Bir haftadır sinir krizlerinin eşiğinden dönüyordum. Eda denen cadaloz her fırsatta bana laf sokmaya çalışması, yaptığım her şeyin bir kadının yapması gerektiği gibi değilmiş falan filan. Her sabah Kuzey'i göreceğim için mutlu olurken sonra aklıma Eda geliyor ve sanki ayağım geri geri gidiyor.

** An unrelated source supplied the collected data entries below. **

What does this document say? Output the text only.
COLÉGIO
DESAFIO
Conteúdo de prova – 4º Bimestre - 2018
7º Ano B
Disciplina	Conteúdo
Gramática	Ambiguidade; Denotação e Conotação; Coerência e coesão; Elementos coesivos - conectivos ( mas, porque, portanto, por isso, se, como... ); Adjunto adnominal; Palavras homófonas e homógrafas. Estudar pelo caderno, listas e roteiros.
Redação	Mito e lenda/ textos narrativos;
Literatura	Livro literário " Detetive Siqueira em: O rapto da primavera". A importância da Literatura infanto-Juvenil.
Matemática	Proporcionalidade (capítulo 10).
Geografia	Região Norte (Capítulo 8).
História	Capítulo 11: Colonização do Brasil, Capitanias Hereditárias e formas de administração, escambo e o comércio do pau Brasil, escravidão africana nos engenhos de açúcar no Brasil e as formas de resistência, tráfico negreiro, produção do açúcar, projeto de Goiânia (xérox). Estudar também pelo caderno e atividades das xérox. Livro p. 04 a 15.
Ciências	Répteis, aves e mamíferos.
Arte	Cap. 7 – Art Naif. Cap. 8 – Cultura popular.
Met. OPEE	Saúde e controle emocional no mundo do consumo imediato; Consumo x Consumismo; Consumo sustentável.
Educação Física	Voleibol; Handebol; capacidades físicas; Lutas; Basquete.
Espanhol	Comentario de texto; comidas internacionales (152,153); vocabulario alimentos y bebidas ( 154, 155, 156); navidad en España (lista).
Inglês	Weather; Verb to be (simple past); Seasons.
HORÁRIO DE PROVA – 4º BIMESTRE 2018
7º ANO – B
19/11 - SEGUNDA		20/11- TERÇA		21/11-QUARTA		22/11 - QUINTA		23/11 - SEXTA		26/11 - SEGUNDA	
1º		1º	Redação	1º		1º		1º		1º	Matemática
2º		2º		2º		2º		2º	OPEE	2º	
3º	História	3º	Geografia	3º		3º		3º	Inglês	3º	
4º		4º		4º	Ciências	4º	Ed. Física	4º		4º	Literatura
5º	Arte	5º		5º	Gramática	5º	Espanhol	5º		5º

Masamda çay içerken göz ucuyla ne yaptığına baktım. Ruj sürüyordu. Elimi geçen bu fırsatı kaçırırmıyım. Tam ağzımı açacakken çayımı üzerime döktüm. Siktir çekip gömleğimi tenimden uzaklaştırdım. Eda da masasındaki suyu üzerime dökünce tepem attı. "Dalgamı geçiyorsun ya"

"Yanıklara hemen su tutmak gerekiyor yoksa daha kötü olur" diye kendini savundu. Derin bir nefes alıp sakinleşmeye çalıştım. Gömleğimi bırakıp yedek kıyafetimi alıp lavaboya gidecekken "mutfakta yanık kremi var ondan sürelim istersen" dedi. Adımlarımı mutfağa doğru yönlendirdiğim de o da peşimden geliyordu. Üzerimdekileri çıkarınca kızarıklık var mı diye şöyle bir baktım. Allahtan çay biraz ılıkdı. Kreme de gerek yoktu. Havlu peçete ile ıslak olan yerlerimi kuruladım. "O südyen ile nasıl rahat ediyorsun. Hem rahatsızlar hemde..." derken lafını bölüp "usturuplu değil mi!" Dedim dalga geçerek. Kırmızı dantelli bir südyendi. Çokta rahat değiller ama olurda Kuzey gün içinde birlikte olmak isterse diye hazırlıklı olmak istedim. Bir şey söyleyecekken Kuzey'in sesi duyuldu. "İkiniz birden neden yerlerinize ayrıldınız" dedi azarlar gibi. Eda önümden çekilip Kuzey'e bakınca kaşlarını çatıp "sen neden yarı çıplaksın?" Diye sordu. Ne olduğunu söyleyince Eda'yı yerine yollayıp kapıyı kapattı. Sinsi sırıtmasıyla bana doğru gelip bacaklarımdan tutup lavoboya oturttu. Elini göğüslerimin üzenlerin de gezdirip "yanmamışsın. Bir dahakine dikkat et. Ya kaynar olsaydı" diye azarladı. Omuzlarımı silkip başımı salladım. "Akşam ne yapıyorsun?"